Almost there. We declare a list of the languages we want to cycle through:

langs = [ Haskell
        , Ruby
        , Perl
        , C
        , Python
        , Java
        , Rust
        , OCaml
        , Swift
        , Racket
        , Javascript
        ]

And now the magic. langs' contains an infinite list of the selected languages repeating over and over. First, we use fromTo to print a definition of q in the first language that, when called, prints a quine loop program in the second language. Then, we use driver to print the second line of the program, the call to q.

The zipWith (fromTo n) ... expression determines the arguments passed to q. It reduces to a list where the first element is fromTo n called on the second and third language, then on the third and fourth language, all the way back around to the last and first language. Recall that fromTo prints a definition of q in the first language passed to it. That definition, when called, prints a quine program in the second language passed to fromTo. So the arguments to driver, and therefore to the call to q, are:

  1. A definition of q in the second language that prints a quine loop program in the third language
  2. A definition of q in the third language that prints a quine loop program in the third language
  3. ...
  4. A definition of q in the last language that prints a quine loop program in the first language
main = do
    let n = length langs
    let langs' = cycle langs
    putStrLn $ fromTo n (head langs') (head (tail langs'))
    putStrLn $ driver (head langs') $
      zipWith (fromTo n)
        (take n (tail langs')) (tail (tail langs'))

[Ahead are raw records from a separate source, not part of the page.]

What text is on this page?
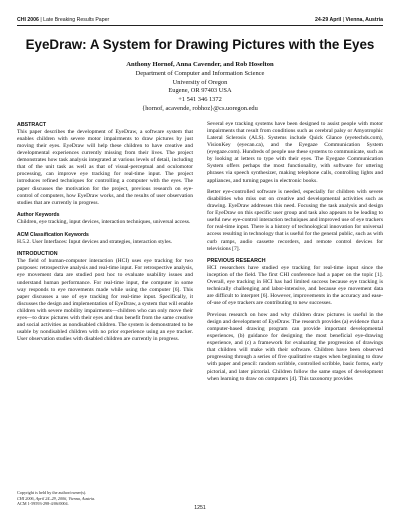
CHI 2006 | Late Breaking Results Paper	24-29 April | Vienna, Austria
EyeDraw: A System for Drawing Pictures with the Eyes
Anthony Hornof, Anna Cavender, and Rob Hoselton
Department of Computer and Information Science
University of Oregon
Eugene, OR 97403 USA
+1 541 346 1372
{hornof, acavende, robhoz}@cs.uoregon.edu
ABSTRACT

This paper describes the development of EyeDraw, a software system that enables children with severe motor impairments to draw pictures by just moving their eyes. EyeDraw will help these children to have creative and developmental experiences currently missing from their lives. The project demonstrates how task analysis integrated at various levels of detail, including that of the unit task as well as that of visual-perceptual and oculomotor processing, can improve eye tracking for real-time input. The project introduces refined techniques for controlling a computer with the eyes. The paper discusses the motivation for the project, previous research on eye-control of computers, how EyeDraw works, and the results of user observation studies that are currently in progress.

Author Keywords

Children, eye tracking, input devices, interaction techniques, universal access.

ACM Classification Keywords

H.5.2. User Interfaces: Input devices and strategies, interaction styles.

INTRODUCTION

The field of human-computer interaction (HCI) uses eye tracking for two purposes: retrospective analysis and real-time input. For retrospective analysis, eye movement data are studied post hoc to evaluate usability issues and understand human performance. For real-time input, the computer in some way responds to eye movements made while using the computer [6]. This paper discusses a use of eye tracking for real-time input. Specifically, it discusses the design and implementation of EyeDraw, a system that will enable children with severe mobility impairments—children who can only move their eyes—to draw pictures with their eyes and thus benefit from the same creative and social activities as nondisabled children. The system is demonstrated to be usable by nondisabled children with no prior experience using an eye tracker. User observation studies with disabled children are currently in progress.

Copyright is held by the author/owner(s).
CHI 2006, April 24–29, 2006, Vienna, Austria.
ACM 1-59593-298-4/06/0004.

Several eye tracking systems have been designed to assist people with motor impairments that result from conditions such as cerebral palsy or Amyotrophic Lateral Sclerosis (ALS). Systems include Quick Glance (eyetechds.com), VisionKey (eyecan.ca), and the Eyegaze Communication System (eyegaze.com). Hundreds of people use these systems to communicate, such as by looking at letters to type with their eyes. The Eyegaze Communication System offers perhaps the most functionality, with software for uttering phrases via speech synthesizer, making telephone calls, controlling lights and appliances, and turning pages in electronic books.

Better eye-controlled software is needed, especially for children with severe disabilities who miss out on creative and developmental activities such as drawing. EyeDraw addresses this need. Focusing the task analysis and design for EyeDraw on this specific user group and task also appears to be leading to useful new eye-control interaction techniques and improved use of eye trackers for real-time input. There is a history of technological innovation for universal access resulting in technology that is useful for the general public, such as with curb ramps, audio cassette recorders, and remote control devices for televisions [7].

PREVIOUS RESEARCH

HCI researchers have studied eye tracking for real-time input since the inception of the field. The first CHI conference had a paper on the topic [1]. Overall, eye tracking in HCI has had limited success because eye tracking is technically challenging and labor-intensive, and because eye movement data are difficult to interpret [6]. However, improvements in the accuracy and ease-of-use of eye trackers are contributing to new successes.

Previous research on how and why children draw pictures is useful in the design and development of EyeDraw. The research provides (a) evidence that a computer-based drawing program can provide important developmental experiences, (b) guidance for designing the most beneficial eye-drawing experience, and (c) a framework for evaluating the progression of drawings that children will make with their software. Children have been observed progressing through a series of five qualitative stages when beginning to draw with paper and pencil: random scribble, controlled scribble, basic forms, early pictorial, and later pictorial. Children follow the same stages of development when learning to draw on computers [4]. This taxonomy provides

1251
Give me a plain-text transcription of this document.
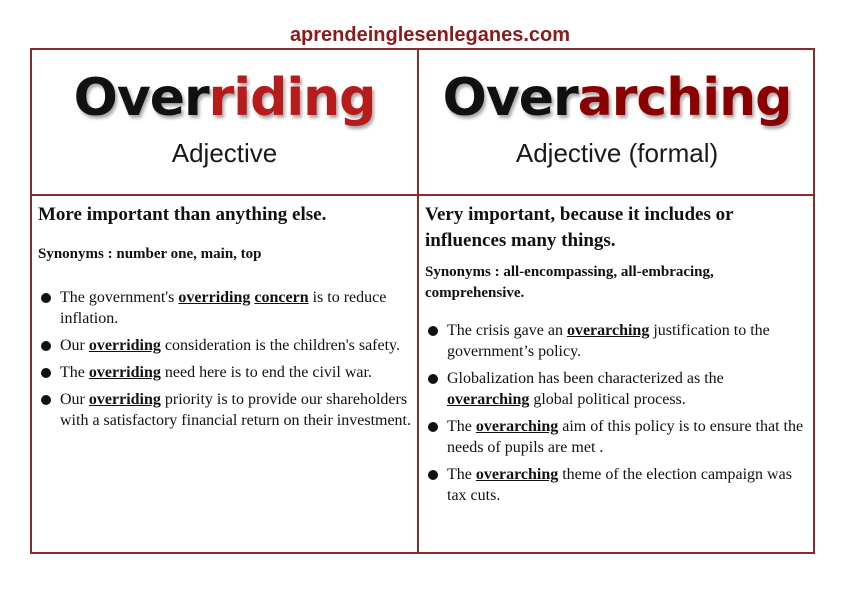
aprendeinglesenleganes.com
Overriding
Adjective
Overarching
Adjective (formal)
More important than anything else.
Synonyms : number one, main, top
The government's overriding concern is to reduce inflation.
Our overriding consideration is the children's safety.
The overriding need here is to end the civil war.
Our overriding priority is to provide our shareholders with a satisfactory financial return on their investment.
Very important, because it includes or influences many things.
Synonyms : all-encompassing, all-embracing, comprehensive.
The crisis gave an overarching justification to the government’s policy.
Globalization has been characterized as the overarching global political process.
The overarching aim of this policy is to ensure that the needs of pupils are met .
The overarching theme of the election campaign was tax cuts.
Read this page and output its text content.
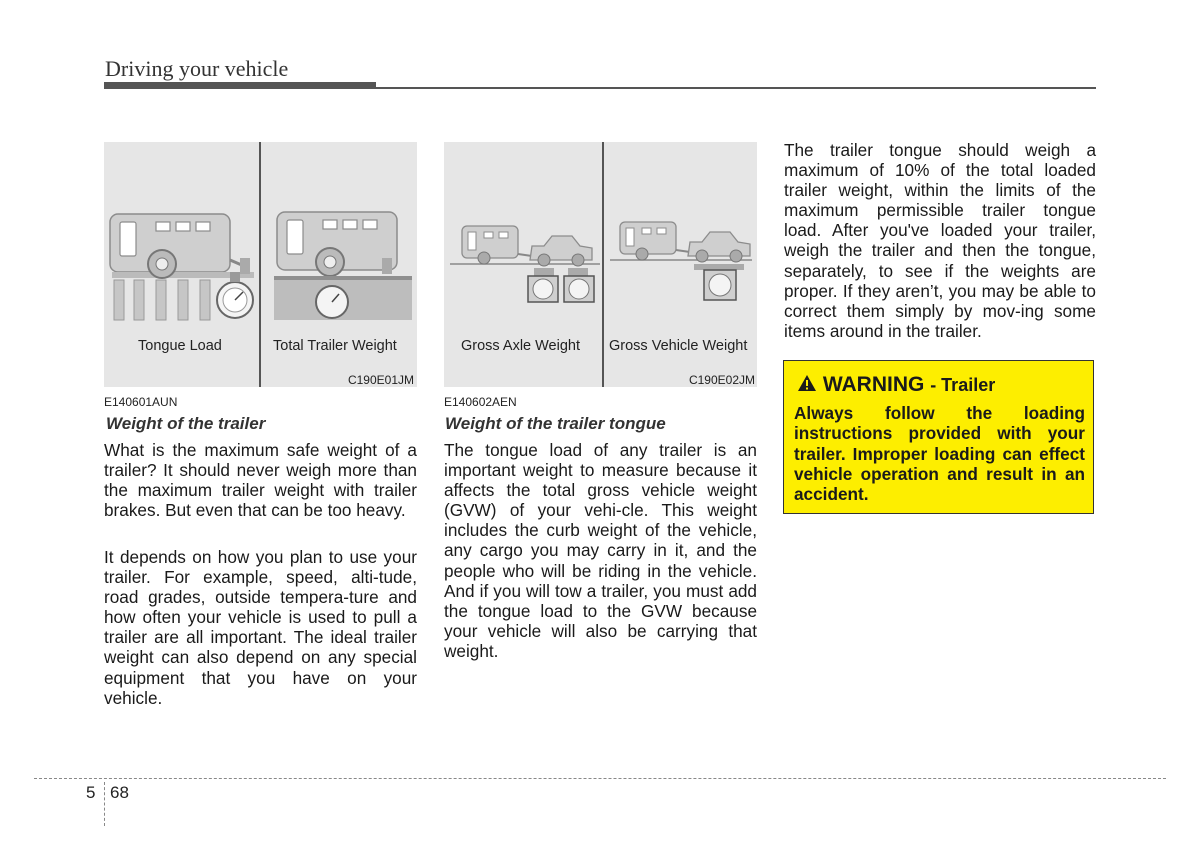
Driving your vehicle
Tongue Load	Total Trailer Weight
C190E01JM
E140601AUN
Gross Axle Weight Gross Vehicle Weight
C190E02JM
E140602AEN
Weight of the trailer
What is the maximum safe weight of a trailer? It should never weigh more than the maximum trailer weight with trailer brakes. But even that can be too heavy.
It depends on how you plan to use your trailer. For example, speed, alti-tude, road grades, outside tempera-ture and how often your vehicle is used to pull a trailer are all important. The ideal trailer weight can also depend on any special equipment that you have on your vehicle.
Weight of the trailer tongue
The tongue load of any trailer is an important weight to measure because it affects the total gross vehicle weight (GVW) of your vehi-cle. This weight includes the curb weight of the vehicle, any cargo you may carry in it, and the people who will be riding in the vehicle. And if you will tow a trailer, you must add the tongue load to the GVW because your vehicle will also be carrying that weight.
The trailer tongue should weigh a maximum of 10% of the total loaded trailer weight, within the limits of the maximum permissible trailer tongue load. After you've loaded your trailer, weigh the trailer and then the tongue, separately, to see if the weights are proper. If they aren’t, you may be able to correct them simply by mov-ing some items around in the trailer.
WARNING - Trailer
Always follow the loading instructions provided with your trailer. Improper loading can effect vehicle operation and result in an accident.
5 68
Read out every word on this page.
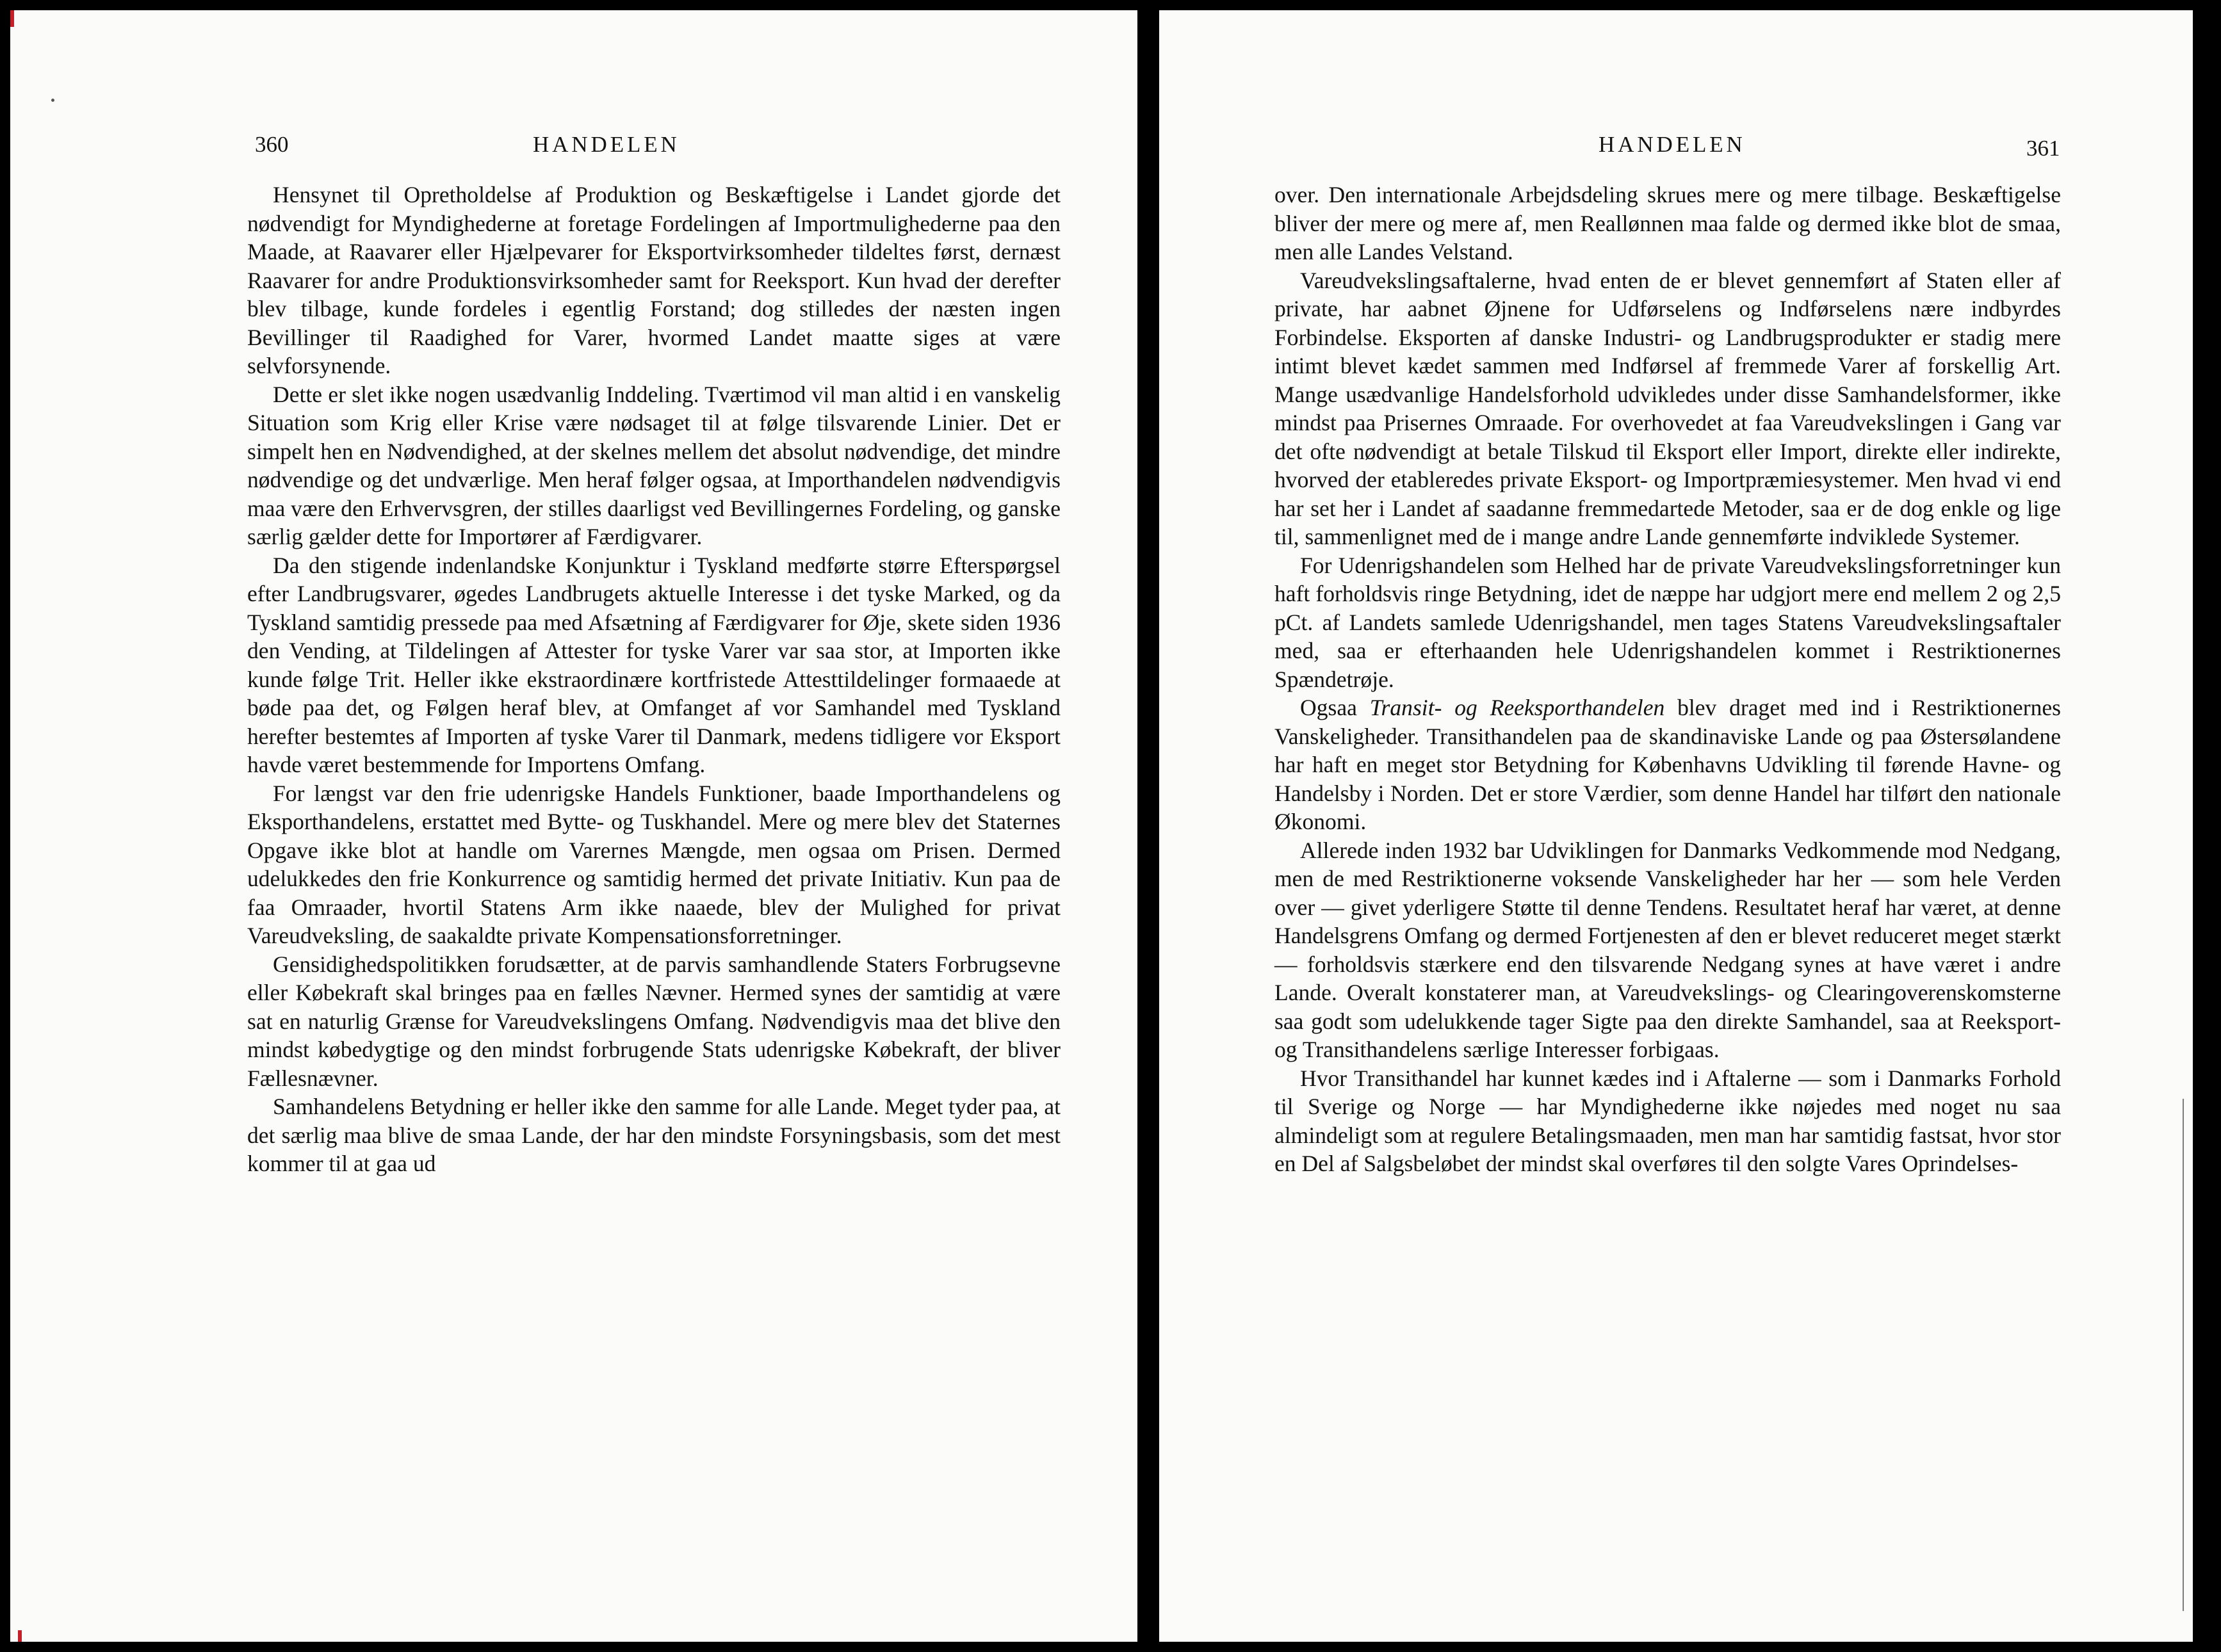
360	HANDELEN

Hensynet til Opretholdelse af Produktion og Beskæftigelse i Landet gjorde det nødvendigt for Myndighederne at foretage Fordelingen af Importmulighederne paa den Maade, at Raavarer eller Hjælpevarer for Eksportvirksomheder tildeltes først, dernæst Raavarer for andre Produktionsvirksomheder samt for Reeksport. Kun hvad der derefter blev tilbage, kunde fordeles i egentlig Forstand; dog stilledes der næsten ingen Bevillinger til Raadighed for Varer, hvormed Landet maatte siges at være selvforsynende.

Dette er slet ikke nogen usædvanlig Inddeling. Tværtimod vil man altid i en vanskelig Situation som Krig eller Krise være nødsaget til at følge tilsvarende Linier. Det er simpelt hen en Nødvendighed, at der skelnes mellem det absolut nødvendige, det mindre nødvendige og det undværlige. Men heraf følger ogsaa, at Importhandelen nødvendigvis maa være den Erhvervsgren, der stilles daarligst ved Bevillingernes Fordeling, og ganske særlig gælder dette for Importører af Færdigvarer.

Da den stigende indenlandske Konjunktur i Tyskland medførte større Efterspørgsel efter Landbrugsvarer, øgedes Landbrugets aktuelle Interesse i det tyske Marked, og da Tyskland samtidig pressede paa med Afsætning af Færdigvarer for Øje, skete siden 1936 den Vending, at Tildelingen af Attester for tyske Varer var saa stor, at Importen ikke kunde følge Trit. Heller ikke ekstraordinære kortfristede Attesttildelinger formaaede at bøde paa det, og Følgen heraf blev, at Omfanget af vor Samhandel med Tyskland herefter bestemtes af Importen af tyske Varer til Danmark, medens tidligere vor Eksport havde været bestemmende for Importens Omfang.

For længst var den frie udenrigske Handels Funktioner, baade Importhandelens og Eksporthandelens, erstattet med Bytte- og Tuskhandel. Mere og mere blev det Staternes Opgave ikke blot at handle om Varernes Mængde, men ogsaa om Prisen. Dermed udelukkedes den frie Konkurrence og samtidig hermed det private Initiativ. Kun paa de faa Omraader, hvortil Statens Arm ikke naaede, blev der Mulighed for privat Vareudveksling, de saakaldte private Kompensationsforretninger.

Gensidighedspolitikken forudsætter, at de parvis samhandlende Staters Forbrugsevne eller Købekraft skal bringes paa en fælles Nævner. Hermed synes der samtidig at være sat en naturlig Grænse for Vareudvekslingens Omfang. Nødvendigvis maa det blive den mindst købedygtige og den mindst forbrugende Stats udenrigske Købekraft, der bliver Fællesnævner.

Samhandelens Betydning er heller ikke den samme for alle Lande. Meget tyder paa, at det særlig maa blive de smaa Lande, der har den mindste Forsyningsbasis, som det mest kommer til at gaa ud

HANDELEN	361

over. Den internationale Arbejdsdeling skrues mere og mere tilbage. Beskæftigelse bliver der mere og mere af, men Reallønnen maa falde og dermed ikke blot de smaa, men alle Landes Velstand.

Vareudvekslingsaftalerne, hvad enten de er blevet gennemført af Staten eller af private, har aabnet Øjnene for Udførselens og Indførselens nære indbyrdes Forbindelse. Eksporten af danske Industri- og Landbrugsprodukter er stadig mere intimt blevet kædet sammen med Indførsel af fremmede Varer af forskellig Art. Mange usædvanlige Handelsforhold udvikledes under disse Samhandelsformer, ikke mindst paa Prisernes Omraade. For overhovedet at faa Vareudvekslingen i Gang var det ofte nødvendigt at betale Tilskud til Eksport eller Import, direkte eller indirekte, hvorved der etableredes private Eksport- og Importpræmiesystemer. Men hvad vi end har set her i Landet af saadanne fremmedartede Metoder, saa er de dog enkle og lige til, sammenlignet med de i mange andre Lande gennemførte indviklede Systemer.

For Udenrigshandelen som Helhed har de private Vareudvekslingsforretninger kun haft forholdsvis ringe Betydning, idet de næppe har udgjort mere end mellem 2 og 2,5 pCt. af Landets samlede Udenrigshandel, men tages Statens Vareudvekslingsaftaler med, saa er efterhaanden hele Udenrigshandelen kommet i Restriktionernes Spændetrøje.

Ogsaa Transit- og Reeksporthandelen blev draget med ind i Restriktionernes Vanskeligheder. Transithandelen paa de skandinaviske Lande og paa Østersølandene har haft en meget stor Betydning for Københavns Udvikling til førende Havne- og Handelsby i Norden. Det er store Værdier, som denne Handel har tilført den nationale Økonomi.

Allerede inden 1932 bar Udviklingen for Danmarks Vedkommende mod Nedgang, men de med Restriktionerne voksende Vanskeligheder har her — som hele Verden over — givet yderligere Støtte til denne Tendens. Resultatet heraf har været, at denne Handelsgrens Omfang og dermed Fortjenesten af den er blevet reduceret meget stærkt — forholdsvis stærkere end den tilsvarende Nedgang synes at have været i andre Lande. Overalt konstaterer man, at Vareudvekslings- og Clearingoverenskomsterne saa godt som udelukkende tager Sigte paa den direkte Samhandel, saa at Reeksport- og Transithandelens særlige Interesser forbigaas.

Hvor Transithandel har kunnet kædes ind i Aftalerne — som i Danmarks Forhold til Sverige og Norge — har Myndighederne ikke nøjedes med noget nu saa almindeligt som at regulere Betalingsmaaden, men man har samtidig fastsat, hvor stor en Del af Salgsbeløbet der mindst skal overføres til den solgte Vares Oprindelses-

Let's see why this works by considering a simpler case, when langs = [Haskell, Javascript, Racket]. main prints a quine loop program in Haskell that looks like this:

q a0 a1 a2=putStrLn $ a0++map toEnum [10,114,40,34]++a1++map toEnum [34,44,34]++a2++map toEnum [34,44,34]++a0++map toEnum [34,41,59]
main = q "{definition of `q` in JavaScript}" "{definition of `q` in Racket}" "{definition of `q` in Haskell}"

This Haskell program prints the following JavaScript program:

{definition of `q` in JavaScript}
q("{definition of `q` in Racket}","{definition of `q` in Haskell}","{definition of `q` in JavaScript}");

Recall that q is always defined to print its first argument, then a call to q with arguments rotated one to the lefLt. Therefore this prints the following Racket program:

{definition of `q` in Racket}
(q "{definition of `q` in Haskell}" "{definition of `q` in JavaScript}" "{definition of `q` in Racket}")

Which prints a Haskell program:

{definition of `q` in Haskell}
main = q "{definition of `q` in JavaScript}" "{definition of `q` in Racket}" "{definition of `q` in Haskell}"

But the definition of q in Haskell is just the first line of the generated Haskell program, closing the loop.